Hodge ideals and spectrum of isolated hypersurface singularities

TL;DR

This paper introduces the Hodge ideal spectrum for isolated hypersurface singularities, compares it with the Steenbrink spectrum, and explores conditions for their coincidence or difference, including examples and special cases.

Contribution

It defines the Hodge ideal spectrum, compares it with the Steenbrink spectrum, and establishes conditions for their equivalence or divergence in various singularity cases.

Findings

Hodge ideal spectrum and Steenbrink spectrum coincide in weighted homogeneous cases.

Sufficient conditions are provided for the spectra to coincide or differ in non-weighted-homogeneous cases.

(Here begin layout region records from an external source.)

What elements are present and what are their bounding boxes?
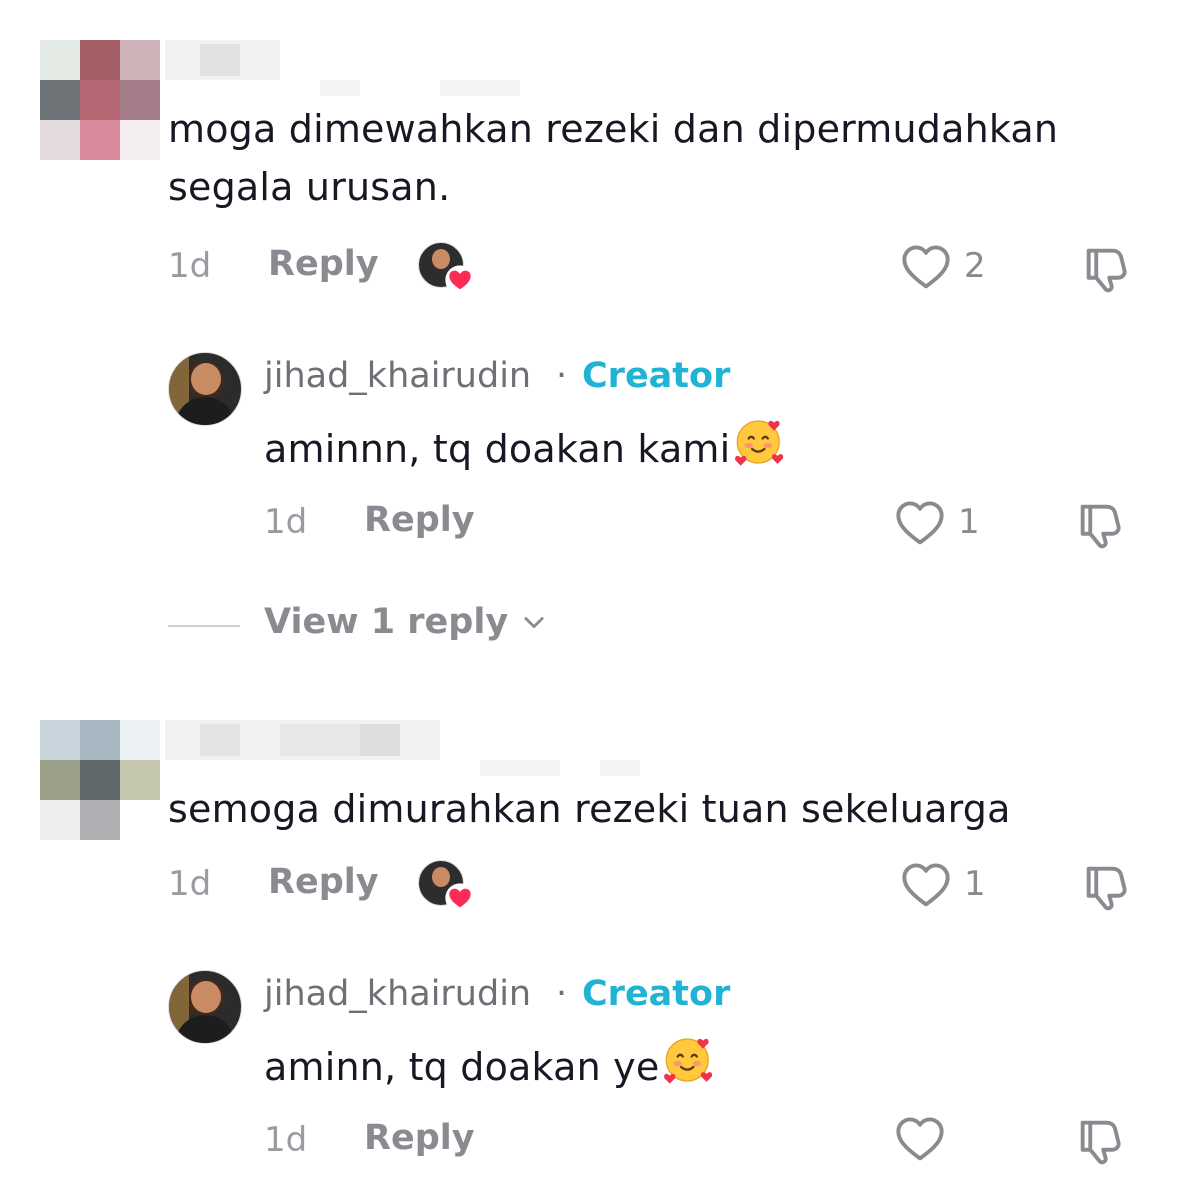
dislike-icon[interactable] bbox=[1074, 1114, 1126, 1166]
creator-avatar[interactable] bbox=[168, 970, 242, 1044]
reply-text: aminn, tq doakan ye bbox=[264, 1032, 717, 1096]
comment-text-line-1: moga dimewahkan rezeki dan dipermudahkan bbox=[168, 107, 1059, 151]
smiling-face-with-hearts-icon bbox=[732, 414, 788, 470]
dislike-icon[interactable] bbox=[1080, 860, 1132, 912]
reply-button[interactable]: Reply bbox=[268, 862, 379, 902]
comment-time: 1d bbox=[168, 246, 212, 286]
red-heart-icon bbox=[444, 264, 476, 296]
creator-badge: Creator bbox=[582, 974, 731, 1014]
username-blur bbox=[360, 724, 400, 756]
reply-text-content: aminnn, tq doakan kami bbox=[264, 427, 731, 471]
reply-button[interactable]: Reply bbox=[268, 244, 379, 284]
reply-button[interactable]: Reply bbox=[364, 500, 475, 540]
dislike-icon[interactable] bbox=[1080, 242, 1132, 294]
creator-badge: Creator bbox=[582, 356, 731, 396]
heart-icon[interactable] bbox=[900, 242, 952, 294]
reply-text-content: aminn, tq doakan ye bbox=[264, 1045, 660, 1089]
like-count: 1 bbox=[958, 502, 980, 542]
username-blur bbox=[280, 724, 360, 756]
username-blur bbox=[600, 760, 640, 776]
comment-text-line-2: segala urusan. bbox=[168, 165, 451, 209]
commenter-avatar[interactable] bbox=[40, 720, 160, 840]
like-count: 1 bbox=[964, 864, 986, 904]
username-blur bbox=[200, 724, 240, 756]
view-replies-button[interactable]: View 1 reply bbox=[264, 602, 548, 642]
liked-by-creator-badge bbox=[418, 242, 470, 294]
reply-time: 1d bbox=[264, 1120, 308, 1160]
username-blur bbox=[440, 80, 520, 96]
comment-text-line-1: semoga dimurahkan rezeki tuan sekeluarga bbox=[168, 787, 1011, 831]
like-count: 2 bbox=[964, 246, 986, 286]
reply-button[interactable]: Reply bbox=[364, 1118, 475, 1158]
reply-username[interactable]: jihad_khairudin bbox=[264, 974, 531, 1014]
red-heart-icon bbox=[444, 882, 476, 914]
separator-dot: · bbox=[556, 356, 568, 396]
view-replies-label: View 1 reply bbox=[264, 602, 509, 642]
thread-line bbox=[168, 625, 240, 627]
liked-by-creator-badge bbox=[418, 860, 470, 912]
username-blur bbox=[200, 44, 240, 76]
chevron-down-icon bbox=[520, 608, 548, 636]
username-blur bbox=[320, 80, 360, 96]
comment-time: 1d bbox=[168, 864, 212, 904]
heart-icon[interactable] bbox=[894, 498, 946, 550]
heart-icon[interactable] bbox=[900, 860, 952, 912]
separator-dot: · bbox=[556, 974, 568, 1014]
creator-avatar[interactable] bbox=[168, 352, 242, 426]
smiling-face-with-hearts-icon bbox=[661, 1032, 717, 1088]
commenter-avatar[interactable] bbox=[40, 40, 160, 160]
reply-text: aminnn, tq doakan kami bbox=[264, 414, 788, 478]
username-blur bbox=[480, 760, 560, 776]
heart-icon[interactable] bbox=[894, 1114, 946, 1166]
dislike-icon[interactable] bbox=[1074, 498, 1126, 550]
reply-time: 1d bbox=[264, 502, 308, 542]
reply-username[interactable]: jihad_khairudin bbox=[264, 356, 531, 396]
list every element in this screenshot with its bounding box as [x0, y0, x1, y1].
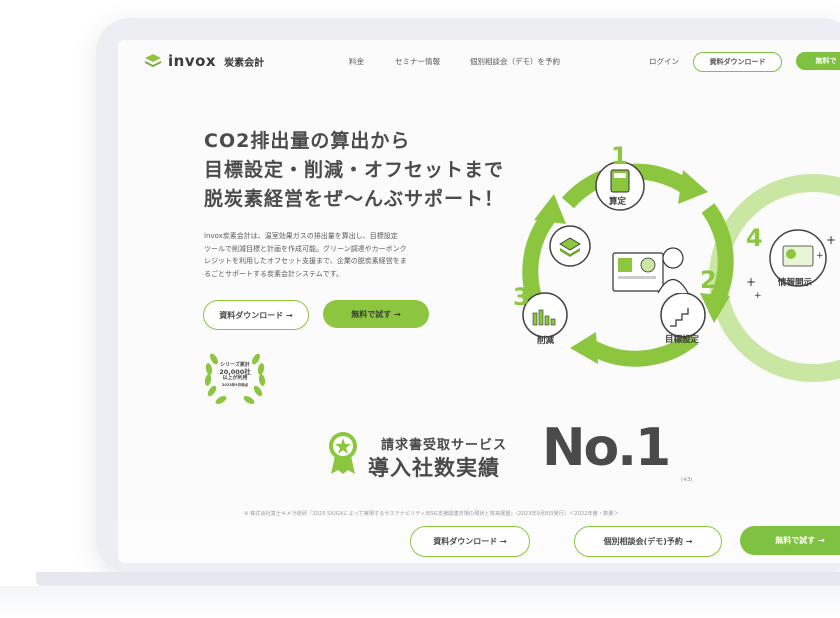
step-label-target: 目標設定 — [665, 335, 700, 345]
hero-description: invox炭素会計は、温室効果ガスの排出量を算出し、目標設定 ツールで削減目標と… — [204, 230, 419, 280]
award-medal-icon — [329, 432, 357, 474]
step-label-disclosure: 情報開示 — [778, 278, 813, 288]
header-free-trial-button[interactable]: 無料で — [796, 52, 840, 70]
step-number: 3 — [513, 283, 530, 311]
site-logo[interactable]: invox 炭素会計 — [144, 52, 264, 70]
logo-subtitle: 炭素会計 — [224, 57, 265, 69]
cycle-arrows-graphic: + + + + — [522, 161, 840, 382]
hero-free-trial-button[interactable]: 無料で試す → — [323, 300, 429, 328]
svg-text:+: + — [816, 251, 824, 261]
headline-line-2: 目標設定・削減・オフセットまで — [204, 159, 505, 181]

An example shows Hodge ideals can be non-weakly decreasing modulo the Jacobian ideal.

Abstract

We introduce Hodge ideal spectrum for isolated hypersurface singularities to see the difference between the Hodge ideals and the microlocal $V$-filtration modulo the Jacobian ideal. Via the Tjurina subspectrum, we can compare the Hodge ideal spectrum with the Steenbrink spectrum which can be defined by the microlocal $V$-filtration. As a consequence of a formula of Mustata and Popa, these two spectra coincide in the weighted homogeneous case. We prove sufficient conditions for their coincidence and non-coincidence in some non-weighted-homogeneous cases where the defining function is semi-weighted-homogeneous or with non-degenerate Newton boundary in most cases. We also show that the convenience condition can be avoided in a formula of Zhang for the non-degenerate case, and present an example where the Hodge ideals are not weakly decreasing even modulo the Jacobian ideal.